Keldon Johnson says Cats ‘all on the same page’ now
Two-and-a-half hours before the game, the line of University of Kentucky students waiting to get into Rupp Arena to see the No. 8 Wildcats face No. 9 Kansas stretched deep down the High Street sidewalk.
When John Calipari and Bill Self sent their starting lineups to midcourt for the opening tip, the crowd noise in Rupp was so loud, my eardrums were vibrating.
After Keldon Johnson drained a trey from the left corner to put Kentucky ahead 50-44 with 11:29 left in the game, the crowd of 24,387 erupted into a ferocious yell that transitioned into a spontaneous ‘C-A-T-S!’ cheer as play continued.
It was vintage “Big Game Rupp Arena.” After this year, it will never quite be the same.
With Rupp headed for a significant renovation that will involve a substantially downsizing for next season, the days of crowds of 24,000 filling the arena with a wall of noise are numbered.
That’s why Saturday was very much to be savored.
Kentucky (16-3, 5-1 SEC) pounded the smaller Jayhawks (16-4, 5-2 Big 12) on the glass and wore down the visitors to earn a 71-63 victory over Kansas in the SEC/Big 12 Challenge.
In a battle between the two winningest programs in men’s college basketball history, Kentucky ended a three-game head-to-head losing streak against the Jayhawks. UK (2,279) also extended its all-time wins lead over KU (2,264) to 15 games.
With Kansas forced into a small-ball lineup of four guards and forward Dedric Lawson by injury (Udoka Azubuike) and an eligibility uncertainty (Silvio De Sousa), UK’s entire starting frontline produced double-doubles.
Kentucky post players PJ Washington (20 points and 13 rebounds) and Reid Travis (18 points and 12 boards) controlled the paint. Swingman Johnson (15 points and 10 rebounds) “played above” Kansas as the Cats dominated the rebounding battle 49-36 and the points in the paint 38-20.

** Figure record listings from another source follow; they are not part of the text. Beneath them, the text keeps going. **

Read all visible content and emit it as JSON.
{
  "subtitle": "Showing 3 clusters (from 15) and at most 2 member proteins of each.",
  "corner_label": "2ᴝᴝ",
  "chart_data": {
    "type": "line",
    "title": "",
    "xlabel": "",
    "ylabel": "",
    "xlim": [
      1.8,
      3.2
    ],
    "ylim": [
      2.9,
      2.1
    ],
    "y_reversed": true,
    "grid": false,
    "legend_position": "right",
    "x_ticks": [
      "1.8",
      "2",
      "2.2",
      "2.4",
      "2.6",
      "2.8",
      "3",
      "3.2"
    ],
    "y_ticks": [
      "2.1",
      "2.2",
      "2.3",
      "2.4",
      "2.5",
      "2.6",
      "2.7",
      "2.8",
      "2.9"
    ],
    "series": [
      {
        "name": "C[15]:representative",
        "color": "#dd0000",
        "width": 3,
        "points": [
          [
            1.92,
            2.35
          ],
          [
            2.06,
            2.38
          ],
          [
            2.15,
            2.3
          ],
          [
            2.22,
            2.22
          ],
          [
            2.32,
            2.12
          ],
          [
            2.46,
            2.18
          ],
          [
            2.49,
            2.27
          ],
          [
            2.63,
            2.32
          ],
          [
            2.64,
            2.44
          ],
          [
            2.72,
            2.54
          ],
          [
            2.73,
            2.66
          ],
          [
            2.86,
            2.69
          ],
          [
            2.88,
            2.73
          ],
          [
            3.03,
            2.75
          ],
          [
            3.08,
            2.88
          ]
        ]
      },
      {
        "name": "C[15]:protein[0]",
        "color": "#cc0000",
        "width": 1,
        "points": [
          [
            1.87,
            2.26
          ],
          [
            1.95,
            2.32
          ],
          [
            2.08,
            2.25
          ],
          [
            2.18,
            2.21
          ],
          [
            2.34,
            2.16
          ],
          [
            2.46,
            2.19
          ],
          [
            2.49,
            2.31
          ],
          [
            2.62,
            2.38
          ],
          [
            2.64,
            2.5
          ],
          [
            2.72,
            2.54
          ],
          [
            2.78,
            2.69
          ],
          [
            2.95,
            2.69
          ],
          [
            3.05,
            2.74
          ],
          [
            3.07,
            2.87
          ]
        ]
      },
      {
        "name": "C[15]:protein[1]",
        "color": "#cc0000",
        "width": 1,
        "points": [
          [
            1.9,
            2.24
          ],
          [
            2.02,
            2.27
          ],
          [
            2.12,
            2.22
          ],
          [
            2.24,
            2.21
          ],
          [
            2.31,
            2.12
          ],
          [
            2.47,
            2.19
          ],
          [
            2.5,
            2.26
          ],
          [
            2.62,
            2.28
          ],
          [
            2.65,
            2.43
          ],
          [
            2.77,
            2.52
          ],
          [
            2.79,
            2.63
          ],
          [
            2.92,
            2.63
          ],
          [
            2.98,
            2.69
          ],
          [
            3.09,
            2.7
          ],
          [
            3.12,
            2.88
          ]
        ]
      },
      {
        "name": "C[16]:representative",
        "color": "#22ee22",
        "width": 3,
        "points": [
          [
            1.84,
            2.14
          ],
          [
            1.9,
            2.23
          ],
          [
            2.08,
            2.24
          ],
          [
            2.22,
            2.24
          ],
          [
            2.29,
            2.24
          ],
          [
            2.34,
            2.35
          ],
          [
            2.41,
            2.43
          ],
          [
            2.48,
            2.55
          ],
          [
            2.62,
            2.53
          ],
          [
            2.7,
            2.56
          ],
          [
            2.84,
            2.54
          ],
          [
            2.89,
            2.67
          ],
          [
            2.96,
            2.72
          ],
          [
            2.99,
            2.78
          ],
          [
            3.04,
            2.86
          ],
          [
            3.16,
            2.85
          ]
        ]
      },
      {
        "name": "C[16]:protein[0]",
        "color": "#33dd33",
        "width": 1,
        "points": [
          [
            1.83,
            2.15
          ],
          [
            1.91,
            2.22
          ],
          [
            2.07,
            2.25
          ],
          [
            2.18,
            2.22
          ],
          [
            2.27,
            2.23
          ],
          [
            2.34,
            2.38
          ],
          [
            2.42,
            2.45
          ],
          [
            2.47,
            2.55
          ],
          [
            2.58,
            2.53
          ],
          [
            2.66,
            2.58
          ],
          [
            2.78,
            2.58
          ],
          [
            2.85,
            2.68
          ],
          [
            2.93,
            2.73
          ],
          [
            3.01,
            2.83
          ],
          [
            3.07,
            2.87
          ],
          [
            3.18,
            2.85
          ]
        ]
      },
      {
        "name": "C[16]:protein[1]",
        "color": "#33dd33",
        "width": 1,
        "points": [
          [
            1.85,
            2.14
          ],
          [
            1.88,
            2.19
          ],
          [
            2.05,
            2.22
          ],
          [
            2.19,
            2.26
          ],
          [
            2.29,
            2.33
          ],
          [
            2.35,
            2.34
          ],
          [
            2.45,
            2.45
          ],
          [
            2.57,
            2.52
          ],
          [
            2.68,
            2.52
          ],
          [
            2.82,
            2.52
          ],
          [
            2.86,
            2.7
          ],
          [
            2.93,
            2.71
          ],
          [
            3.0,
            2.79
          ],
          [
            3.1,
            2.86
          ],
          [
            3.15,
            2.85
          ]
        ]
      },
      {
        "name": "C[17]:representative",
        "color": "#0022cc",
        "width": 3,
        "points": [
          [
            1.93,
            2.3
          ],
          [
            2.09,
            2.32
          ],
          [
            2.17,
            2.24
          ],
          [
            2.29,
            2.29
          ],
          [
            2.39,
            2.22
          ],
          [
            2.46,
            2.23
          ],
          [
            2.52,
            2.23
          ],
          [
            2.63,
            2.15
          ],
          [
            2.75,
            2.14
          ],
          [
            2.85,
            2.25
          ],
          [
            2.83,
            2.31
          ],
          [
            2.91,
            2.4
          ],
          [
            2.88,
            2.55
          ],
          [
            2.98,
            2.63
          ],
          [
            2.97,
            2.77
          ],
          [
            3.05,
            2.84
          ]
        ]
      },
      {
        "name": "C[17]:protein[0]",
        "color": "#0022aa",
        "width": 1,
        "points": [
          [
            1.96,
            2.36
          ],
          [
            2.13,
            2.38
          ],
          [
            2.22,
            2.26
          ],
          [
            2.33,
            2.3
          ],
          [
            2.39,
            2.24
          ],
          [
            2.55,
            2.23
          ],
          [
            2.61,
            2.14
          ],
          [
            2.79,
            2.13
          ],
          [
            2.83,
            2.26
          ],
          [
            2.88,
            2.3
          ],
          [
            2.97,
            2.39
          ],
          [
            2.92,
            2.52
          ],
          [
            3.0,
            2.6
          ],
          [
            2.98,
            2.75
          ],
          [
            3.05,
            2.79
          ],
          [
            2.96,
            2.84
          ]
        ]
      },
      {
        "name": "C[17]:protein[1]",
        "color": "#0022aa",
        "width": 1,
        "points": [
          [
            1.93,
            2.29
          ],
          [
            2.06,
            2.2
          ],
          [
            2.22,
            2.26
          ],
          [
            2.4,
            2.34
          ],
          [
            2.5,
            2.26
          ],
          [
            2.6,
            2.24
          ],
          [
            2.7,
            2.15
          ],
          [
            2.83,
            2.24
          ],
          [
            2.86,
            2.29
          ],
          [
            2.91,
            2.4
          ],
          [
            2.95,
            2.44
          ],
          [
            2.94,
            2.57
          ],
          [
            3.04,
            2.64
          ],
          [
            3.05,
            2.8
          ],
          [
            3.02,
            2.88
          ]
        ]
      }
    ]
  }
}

Explaining the problems the smaller Jayhawks had with the bigger, bulkier Cats, Kansas Coach Bill Self sighed.
“We’re a little light in the butt, now,” Self said.
This is only the second time in UK basketball history that Kentucky has faced Duke, North Carolina and Kansas in the same season.

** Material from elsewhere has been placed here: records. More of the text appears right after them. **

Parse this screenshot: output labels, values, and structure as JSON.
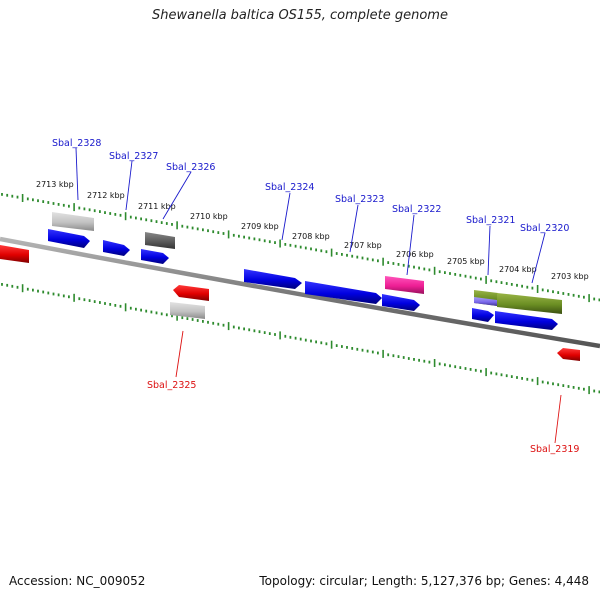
{
  "title": "Shewanella baltica OS155, complete genome",
  "footer": {
    "accession": "Accession: NC_009052",
    "summary": "Topology: circular; Length: 5,127,376 bp; Genes: 4,448"
  },
  "colors": {
    "axis": "#808080",
    "tick": "#2e8b2e",
    "forward_label": "#1a1acc",
    "reverse_label": "#dd1111"
  },
  "kbp_labels": [
    "2713 kbp",
    "2712 kbp",
    "2711 kbp",
    "2710 kbp",
    "2709 kbp",
    "2708 kbp",
    "2707 kbp",
    "2706 kbp",
    "2705 kbp",
    "2704 kbp",
    "2703 kbp"
  ],
  "gene_labels": {
    "forward": [
      "Sbal_2328",
      "Sbal_2327",
      "Sbal_2326",
      "Sbal_2324",
      "Sbal_2323",
      "Sbal_2322",
      "Sbal_2321",
      "Sbal_2320"
    ],
    "reverse": [
      "Sbal_2325",
      "Sbal_2319"
    ]
  }
}
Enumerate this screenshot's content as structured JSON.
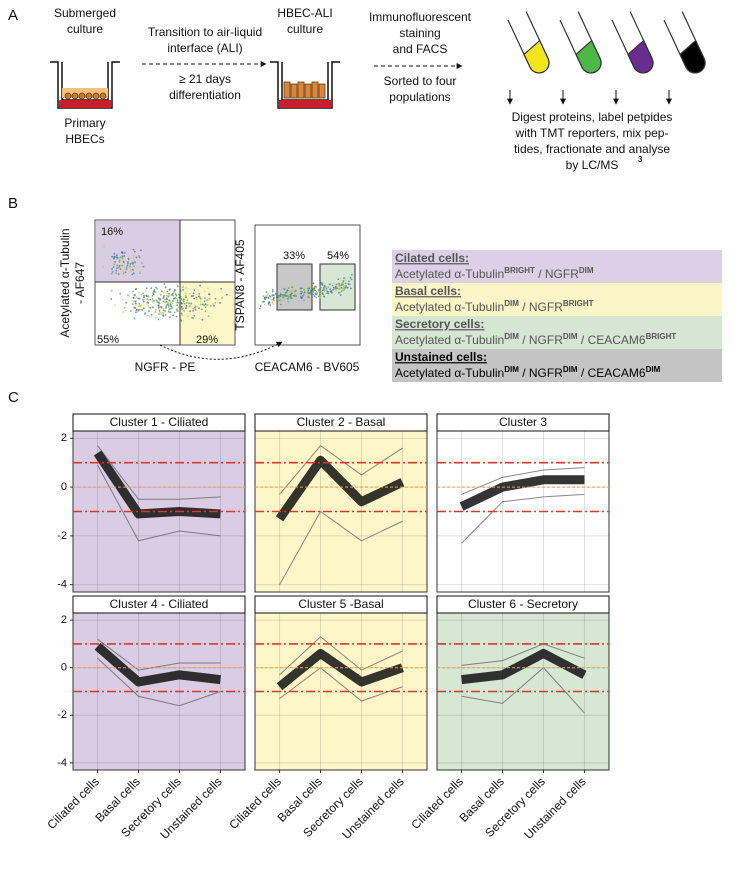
{
  "panel_a": {
    "label": "A",
    "submerged": [
      "Submerged",
      "culture"
    ],
    "primary": [
      "Primary",
      "HBECs"
    ],
    "transition": [
      "Transition to air-liquid",
      "interface (ALI)"
    ],
    "days": [
      "≥ 21 days",
      "differentiation"
    ],
    "ali": [
      "HBEC-ALI",
      "culture"
    ],
    "staining": [
      "Immunofluorescent",
      "staining",
      "and FACS"
    ],
    "sorted": [
      "Sorted to four",
      "populations"
    ],
    "digest": [
      "Digest proteins, label petpides",
      "with TMT reporters, mix pep-",
      "tides, fractionate and analyse",
      "by LC/MS"
    ],
    "digest_sup": "3"
  },
  "panel_b": {
    "label": "B",
    "plot1": {
      "ylabel": [
        "Acetylated α-Tubulin",
        "- AF647"
      ],
      "xlabel": "NGFR - PE",
      "quadrants": [
        "16%",
        "55%",
        "29%"
      ]
    },
    "plot2": {
      "ylabel": "TSPAN8 - AF405",
      "xlabel": "CEACAM6 - BV605",
      "gates": [
        "33%",
        "54%"
      ]
    },
    "legend": [
      {
        "heading": "Cilated cells:",
        "markers": [
          {
            "text": "Acetylated α-Tubulin"
          },
          {
            "sup": "BRIGHT"
          },
          {
            "text": " / NGFR"
          },
          {
            "sup": "DIM"
          }
        ]
      },
      {
        "heading": "Basal cells:",
        "markers": [
          {
            "text": "Acetylated α-Tubulin"
          },
          {
            "sup": "DIM"
          },
          {
            "text": " / NGFR"
          },
          {
            "sup": "BRIGHT"
          }
        ]
      },
      {
        "heading": "Secretory cells:",
        "markers": [
          {
            "text": "Acetylated α-Tubulin"
          },
          {
            "sup": "DIM"
          },
          {
            "text": " / NGFR"
          },
          {
            "sup": "DIM"
          },
          {
            "text": " / CEACAM6"
          },
          {
            "sup": "BRIGHT"
          }
        ]
      },
      {
        "heading": "Unstained cells:",
        "markers": [
          {
            "text": "Acetylated α-Tubulin"
          },
          {
            "sup": "DIM"
          },
          {
            "text": " / NGFR"
          },
          {
            "sup": "DIM"
          },
          {
            "text": " / CEACAM6"
          },
          {
            "sup": "DIM"
          }
        ]
      }
    ]
  },
  "panel_c_label": "C",
  "chart_data": {
    "type": "line",
    "categories": [
      "Ciliated cells",
      "Basal cells",
      "Secretory cells",
      "Unstained cells"
    ],
    "ylim": [
      -4.3,
      2.3
    ],
    "yticks": [
      -4,
      -2,
      0,
      2
    ],
    "grid": true,
    "hlines": [
      {
        "value": 1,
        "color": "#e3342a"
      },
      {
        "value": 0,
        "color": "#f0a040"
      },
      {
        "value": -1,
        "color": "#e3342a"
      }
    ],
    "panels": [
      {
        "title": "Cluster 1 - Ciliated",
        "background": "#d9cde4",
        "values": [
          1.4,
          -1.1,
          -1.0,
          -1.1
        ],
        "low": [
          0.9,
          -2.2,
          -1.8,
          -2.0
        ],
        "high": [
          1.7,
          -0.5,
          -0.5,
          -0.4
        ]
      },
      {
        "title": "Cluster 2 - Basal",
        "background": "#fdf6c9",
        "values": [
          -1.3,
          1.1,
          -0.6,
          0.2
        ],
        "low": [
          -4.0,
          -1.0,
          -2.2,
          -1.4
        ],
        "high": [
          -0.3,
          1.7,
          0.5,
          1.6
        ]
      },
      {
        "title": "Cluster 3",
        "background": "#ffffff",
        "values": [
          -0.8,
          0.0,
          0.3,
          0.3
        ],
        "low": [
          -2.3,
          -0.6,
          -0.4,
          -0.3
        ],
        "high": [
          -0.3,
          0.4,
          0.7,
          0.8
        ]
      },
      {
        "title": "Cluster 4 - Ciliated",
        "background": "#d9cde4",
        "values": [
          0.9,
          -0.6,
          -0.3,
          -0.5
        ],
        "low": [
          0.4,
          -1.2,
          -1.6,
          -1.0
        ],
        "high": [
          1.2,
          -0.1,
          0.2,
          0.2
        ]
      },
      {
        "title": "Cluster 5 -Basal",
        "background": "#fdf6c9",
        "values": [
          -0.8,
          0.6,
          -0.6,
          0.0
        ],
        "low": [
          -1.3,
          0.0,
          -1.4,
          -0.8
        ],
        "high": [
          -0.3,
          1.3,
          -0.1,
          0.7
        ]
      },
      {
        "title": "Cluster 6 - Secretory",
        "background": "#d6e7d3",
        "values": [
          -0.5,
          -0.3,
          0.6,
          -0.3
        ],
        "low": [
          -1.2,
          -1.5,
          0.0,
          -1.9
        ],
        "high": [
          0.1,
          0.3,
          1.0,
          0.4
        ]
      }
    ]
  }
}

When Kentucky opened its season being obliterated 118-84 in the Champions Classic in Indianapolis by the Men of Krzyzewski, the thought of having to also face UNC and KU had to fill even the most optimistic Cats backer with dread.
Alas, with the win over KU, an improving UK managed to go 2-1 against its three historic hoops peers.
That Duke debacle robbed the Kentucky season of much of its swagger. What’s happened since is bringing it back.
“I’d have rather learned from a close loss than from an absolute shellacking,” Calipari said when asked about Duke. “If it helped us, great. But there’s no solace in what happened. We got absolutely clubbed by a very good team.”
The 24,387 that filled Rupp to see the win over Kansas was far and away the largest home crowd for Kentucky so far in 2018-19.
Next season, with chairback seats being installed along the sides to replace bleacher seating in Rupp Arena’s upper deck, capacity in the venue will shrink to some 20,500.
That upgrade in comfort for the fans “up top” at Rupp Arena is long overdue, and it is worth the loss in overall seating capacity.
Still, there has always been something special, even magical, when Rupp has filled to 24,000-plus for a big game.
It was certainly electric — and loud — for Kentucky-Kansas on Saturday.
“It was good, it was good. Now, it was not Allen Fieldhouse,” Self said, impishly, about the Rupp Arena atmosphere. “But, the reality is, it was a terrific atmosphere. I said before the game, this is why you come to Kentucky or Kansas.”
Kentucky has six home games remaining in 2018-19. Given the realities of UK’s current attendance situation, only UK’s showdown with border rival and current No. 1 ranked Tennessee on Feb. 16 seems certain to fill Rupp to its brim.
That gave Saturday’s proceeding a certain wistfulness. A 20,500-seat Rupp Arena will still be large. For big games, it will still be jacked.
But that special roar that only comes when there are 24,000-plus in Rupp Arena for the bigger games is coming to an end.
That’s why Kentucky 71, Kansas 63, with 24,387 strong loud and proud, produced a day that the UK basketball community should long cherish.